Was er zu erleben hoffte, ging erst 1830 in Erfüllung, sechzig Jahre später. Griechenland wurde ein kleiner freier Staat, dessen Unabhängigkeit 86 Jahr lang unangefochten blieb.

XI

Es ist leicht zu verstehen, welch einen tiefen Eindruck der Tod Voltaires auf Katharina machen mußte. Sie war empört darüber, daß man sich in Frankreich weigerte, einem solchen Mann, dem ersten der Nation, ein Grab zu gönnen.
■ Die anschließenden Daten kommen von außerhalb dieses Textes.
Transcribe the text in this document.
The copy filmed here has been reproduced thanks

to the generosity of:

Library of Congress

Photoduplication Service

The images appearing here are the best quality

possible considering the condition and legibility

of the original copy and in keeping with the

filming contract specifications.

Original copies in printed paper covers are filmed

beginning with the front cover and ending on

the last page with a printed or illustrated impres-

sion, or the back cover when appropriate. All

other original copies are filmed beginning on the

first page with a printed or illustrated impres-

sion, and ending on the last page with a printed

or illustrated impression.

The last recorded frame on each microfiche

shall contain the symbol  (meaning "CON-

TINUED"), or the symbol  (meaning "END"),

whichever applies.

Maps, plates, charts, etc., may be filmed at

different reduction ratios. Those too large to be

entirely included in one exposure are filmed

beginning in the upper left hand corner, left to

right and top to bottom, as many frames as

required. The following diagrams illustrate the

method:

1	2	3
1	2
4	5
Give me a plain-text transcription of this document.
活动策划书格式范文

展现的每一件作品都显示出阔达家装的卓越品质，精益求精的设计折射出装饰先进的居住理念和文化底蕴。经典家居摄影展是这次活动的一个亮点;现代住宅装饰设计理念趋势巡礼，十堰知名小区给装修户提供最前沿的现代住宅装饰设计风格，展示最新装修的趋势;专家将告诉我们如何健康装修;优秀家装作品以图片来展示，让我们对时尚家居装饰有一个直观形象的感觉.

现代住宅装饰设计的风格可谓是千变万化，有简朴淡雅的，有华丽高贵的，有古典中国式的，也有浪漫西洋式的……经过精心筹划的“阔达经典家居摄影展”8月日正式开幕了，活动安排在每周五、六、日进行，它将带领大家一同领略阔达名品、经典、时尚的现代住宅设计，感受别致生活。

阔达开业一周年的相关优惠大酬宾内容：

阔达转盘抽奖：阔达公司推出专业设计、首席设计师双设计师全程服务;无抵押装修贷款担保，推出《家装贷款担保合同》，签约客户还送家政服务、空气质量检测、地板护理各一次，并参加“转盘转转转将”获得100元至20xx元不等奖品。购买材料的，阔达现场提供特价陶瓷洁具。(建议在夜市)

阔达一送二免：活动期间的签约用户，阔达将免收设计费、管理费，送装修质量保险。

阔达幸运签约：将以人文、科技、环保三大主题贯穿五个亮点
An ihren Korrespondenten seit 1774, Melchior Grimm, schrieb sie: »Seit Voltaire gestorben ist, kommt es mir vor, als hätte die gute Laune ihre Ehre verloren. Er war die Gottheit der Anmut (la divinité de l'agrément). Verschaffen Sie mir doch ein recht vollständiges Exemplar seiner Werke, um meine natürliche Anlage zum Lachen zu erneuern und zu stärken; denn, wenn Sie es nicht bald senden, bekommen Sie von mir nur Elegien zu hören. Schon längst rechne ich bei meinen Handlungen nicht mehr auf zwei Dinge: Den Dank der Menschen und den Nachruhm. Ich tue das Gute um des Guten willen, und nur dies hat mich aufgerichtet aus der Mutlosigkeit und der Gleichgültigkeit für alle Sachen dieser Welt, die mich bei der Nachricht von Voltaires Tod überfiel. Denn er war mein Lehrer. Er oder richtiger seine Werke haben meinen Geist, meinen Kopf gebildet. Da ich noch jünger war, wünschte ich, ihm zu gefallen. Hatte ich irgend etwas ausgerichtet so mußte es, um mir selbst zu gefallen, wert sein, ihm mitgeteilt zu werden, und sogleich erfuhr er es. Er war so dran gewöhnt, daß er mich ausschimpfte, wenn ich nicht selbst ihm Bericht erstattete und er etwas von anderen hörte. Schicken Sie mir doch hundert Exemplare der Werke meines Meisters, damit ich sie überall verteilen kann. Die sollen als Exempel dienen; ich will, daß die Geister sich durch sie nähren sollen.«

Katharina antwortet Grimm, als er zum Ausdruck bringt, daß er Kraft, Tiefe und Schönheit in ihren Briefen gefunden hatte, daß, wenn sich wirklich so etwas in ihrer Ausdrucksweise findet, sie das nur Voltaire verdanke. Sie habe sich nie geirrt in dem, was von ihm oder nicht von ihm geschrieben sei, habe sich sogleich ergriffen (empoignée) von der Klaue des Löwen empfunden. Niemand habe diesen Griff nachmachen können.

Sie möchte in Ferney eine Casa sancta bauen lassen, dem Haus in Loreto entsprechend.